Make the Trend Your Friend!
As of now, the bulls are taking a breather after logging a fresh all-time high of 17,436.50 on the Nifty. During this phase of a breather, volatility has spiked up as there has been a tug of war between the bulls and bears. However, the bears are not able to get any sort of advantage and testimony of this lies in the formation of lower shadows, which clearly indicates that the template of ‘buy on dips’ is still in place. The lower shadow indicates that all the dips are being bought on D-Street. The Nifty is up by nearly 0.78 per cent in the last five trading sessions. During the same period, an exuberant broader market outperformed front-liners with Nifty Mid-Cap index rising nearly 1.46 per cent.
In the same period, the Small-Cap index has surged 2.72 per cent and logged a fresh all-time high. This is what we had advocated in our previous editorial: the time is ripe to shift your focus to the Nifty Small-Cap index which has delivered good returns in a short span of time. One of the sectors which we had highlighted earlier was Nifty Energy. Our anticipation was that it was on its way to make a fresh all-time high based on technical factors. And on expected lines it logged a fresh all-time high of 21,242.90, being up by 4.23 per cent on MTD basis. All these glorious moves in the broader markets as well in selected sectors have been seen despite selling by FIIs.
The FIIs have been net sellers for the third consecutive day on Wednesday. On the other hand, the activity from DIIs has been tepid as well. On Wednesday there were net buyers with a meagre amount of Rs 0.60 crore and on Tuesday there were net sellers to the tune of Rs 136.57 crore. Having said that, we have seen good inflow of nearly Rs 6,900 crore from DIIs in the equity market in August and with that it was six consecutive months wherein we have seen net inflow from the DIIs in the equity market.
An important statistic which should bring cheer to the mutual fund industry is that the systematic investment plans’ registrations are at fresh record highs as a scintillating rally in Indian equities during August has attracted new retail investors. According to the monthly data released by Association of Mutual Funds in India (AMFI), there were about 24.92 lakh new SIPs registered during August – the highest-ever in a month – taking the total number of SIP accounts to a high of 4.32 crore. Furthermore, SIP contribution in mutual funds in August was at an all-time high of Rs 9,923.15 crore.
Given such amazing figures emanating from retail investors, the question that comes to the fore is whether we are at the fag-end of the rally? Because, historically, such figures always signal the last lap of a rally and generally the markets top out. We would begin by saying that the first and foremost thing we should do is to shed some preconceived notions. This has been one of the major hurdles why many investors don’t make money consistently. Whenever the market rallies and gets into a bull phase, we start to look out for a top and vice-versa when it begins to fall.

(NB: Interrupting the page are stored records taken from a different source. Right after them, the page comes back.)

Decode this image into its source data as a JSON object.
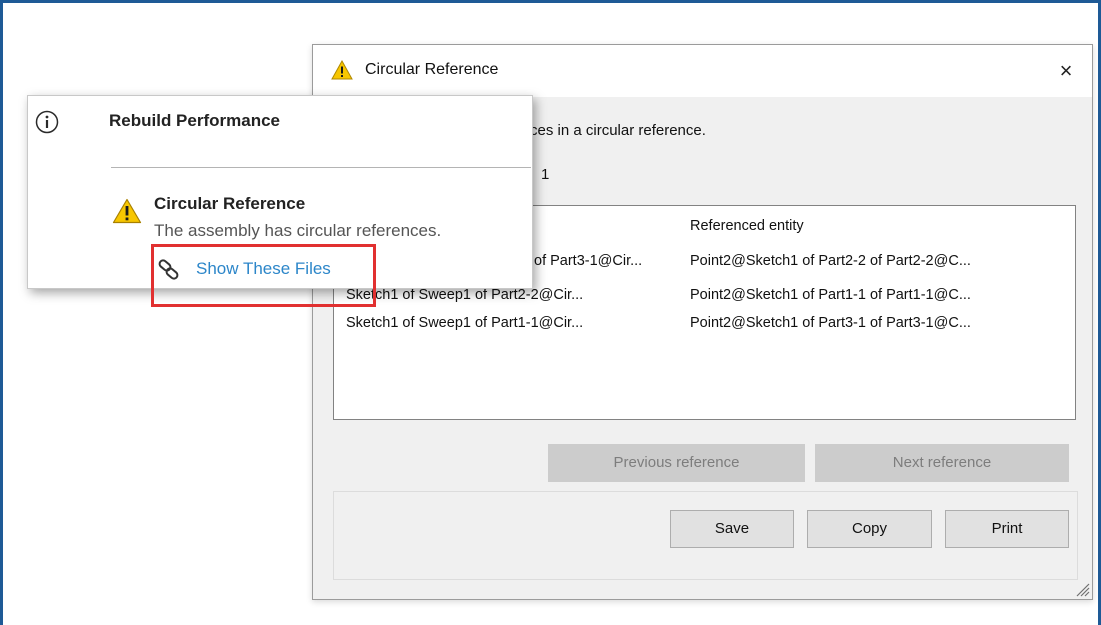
{
  "dialog": {
    "title": "Circular Reference",
    "close_symbol": "×",
    "description_visible": "ces in a circular reference.",
    "count_visible": "1",
    "columns": {
      "entity": "",
      "referenced_entity": "Referenced entity"
    },
    "rows": [
      {
        "entity": "of Part3-1@Cir...",
        "referenced": "Point2@Sketch1 of Part2-2 of Part2-2@C..."
      },
      {
        "entity": "Sketch1  of  Sweep1 of Part2-2@Cir...",
        "referenced": "Point2@Sketch1 of Part1-1 of Part1-1@C..."
      },
      {
        "entity": "Sketch1  of  Sweep1 of Part1-1@Cir...",
        "referenced": "Point2@Sketch1 of Part3-1 of Part3-1@C..."
      }
    ],
    "buttons": {
      "previous": "Previous reference",
      "next": "Next reference",
      "save": "Save",
      "copy": "Copy",
      "print": "Print"
    }
  },
  "popup": {
    "title": "Rebuild Performance",
    "item_title": "Circular Reference",
    "item_text": "The assembly has circular references.",
    "link_text": "Show These Files"
  },
  "colors": {
    "frame_border": "#1e5a96",
    "link": "#2c86c9",
    "highlight": "#e13030",
    "warning": "#f7c600"
  },
  "icons": {
    "title_warning": "warning-icon",
    "popup_info": "info-icon",
    "item_warning": "warning-icon",
    "link": "chain-link-icon"
  }
}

We don’t follow a popular expression which most successful traders believe in: the trend is your friend, don’t fight momentum. If one would have followed the abovementioned expression, certainly he or she would have made money hand-over-fist. For the coming week, we expect the markets to undergo healthy consolidation amid stockspecific action while the sectoral rotation would continue. Nifty FMCG is expected to do well in the coming days as it has been seen moving higher after four days of consolidation. An important level to watch out for the Nifty is 16,760. As long as the index is above this level, the ‘buy on dips’ template should be the right strategy.